The incredible, edible DCA!

Friday, December 2nd, 2005

I’ve been working on a digital contrast agent for detecting early signs of early signs of arthereosclerosis non-invasively through 3d CT scans(currently impossible), with Dr. Papadakis (probably lately, the most mentioned name here :)), since September of this year. The technique we’re using is a combination of stochastic modeling and wavelet decomposition. Specifically, we apply a nonseparable wavelet transform to the entire 3d volume scan of a coronary artery, and assume that each individual tissue corresponds to a texture, which we consider to be random field. We assume that the individuality of each texture is preserved across the scales. We require the end user of the algorithm to provide us with a small region of the volume that is known or assumed to be ‘normal’ tissue, and fit a linear predictive filter over each subband of this image. By running these filters over the entire volume, and considering the difference between the actual and predicted wavelet coefficients, we can isolate the ‘abnormal’ portions of the image, and reconstruct these.

Today we had a major breakthrough: we have what looks like the first evidence of the algorithm differentiating between classes of soft tissues. Until now, we were having much more success at locating calcium that anything else, but that is of limited use, since current thresholding techniques can already isolate calcium deposits. I am very impressed with these results! See the magic for yourself (below the fold: the images are huge).
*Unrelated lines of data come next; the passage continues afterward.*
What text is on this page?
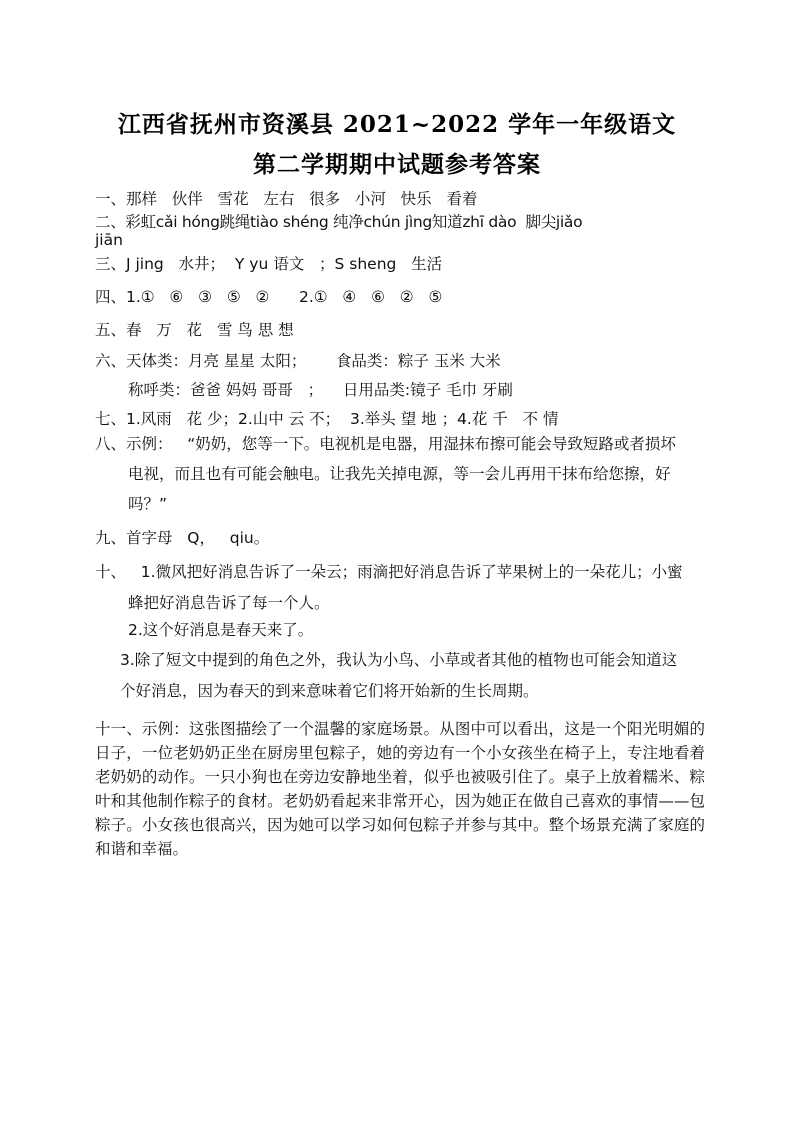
江西省抚州市资溪县 2021~2022 学年一年级语文
第二学期期中试题参考答案
一、那样   伙伴   雪花   左右   很多   小河   快乐   看着
二、彩虹cǎi hóng跳绳tiào shéng 纯净chún jìng知道zhī dào  脚尖jiǎo
jiān
三、J jing   水井；  Y yu 语文   ；S sheng   生活
四、1.①   ⑥   ③   ⑤   ②      2.①   ④   ⑥   ②   ⑤
五、春   万   花   雪 鸟 思 想
六、天体类：月亮 星星 太阳；      食品类：粽子 玉米 大米
称呼类：爸爸 妈妈 哥哥   ；    日用品类:镜子 毛巾 牙刷
七、1.风雨   花 少；2.山中 云 不；  3.举头 望 地 ；4.花 千   不 情
八、示例：   “奶奶，您等一下。电视机是电器，用湿抹布擦可能会导致短路或者损坏
电视，而且也有可能会触电。让我先关掉电源，等一会儿再用干抹布给您擦，好
吗？”
九、首字母   Q，   qiu。
十、   1.微风把好消息告诉了一朵云；雨滴把好消息告诉了苹果树上的一朵花儿；小蜜
蜂把好消息告诉了每一个人。
2.这个好消息是春天来了。
3.除了短文中提到的角色之外，我认为小鸟、小草或者其他的植物也可能会知道这
个好消息，因为春天的到来意味着它们将开始新的生长周期。
十一、示例：这张图描绘了一个温馨的家庭场景。从图中可以看出，这是一个阳光明媚的日子，一位老奶奶正坐在厨房里包粽子，她的旁边有一个小女孩坐在椅子上，专注地看着老奶奶的动作。一只小狗也在旁边安静地坐着，似乎也被吸引住了。桌子上放着糯米、粽叶和其他制作粽子的食材。老奶奶看起来非常开心，因为她正在做自己喜欢的事情——包粽子。小女孩也很高兴，因为她可以学习如何包粽子并参与其中。整个场景充满了家庭的和谐和幸福。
The top image is the original CT data, which has no visible difference between types of tissues, the second is the actual histology, where you can observe several large lipid pools, and the bottom is the CT image processed using our algorithm.

(more…)

Mathematical Fads

Friday, December 2nd, 2005

Dr. Johnson, one of my favorite profs at UH, gave me a bibliography of fractional calculus. This was prompted by one of my essays for the NSF fellowship: I asked him to write a recommendation for me, and I mentioned that in my first class, we were supposed to learn about fractional derivatives, but never did. I think it’s cool that my comment moved him to supply me with a starting point for looking into it myself.

Apparently, fractional derivatives have been motivated by the question: “Can the meaning of derivatives of integral order \frac{d^ny}{dx^n} be extended to have meaning when n is any number, real, complex, and irrational?” Nothing under the sun is new: Liouville published several memoirs on the topic beginning back in 1832.

It’s interesting how I’ve never heard about fractional derivatives from anyone other than Johnson. Perhaps, as he intimated, the course of mathematics is influenced more by fads than any more objective reason. But then again, what would such an objective reason be? The most obvious candidate, scientific application, is not really as objective as it would seem: physical problems can usually be approached from several different directions, with correspondingly different tools.

I’ve been thinking about current mathematical fads I’m aware of: chaos theory, game theory, wavelets. I’m sure there are more. The question worth considering is, which will survive their 15 minutes of fame?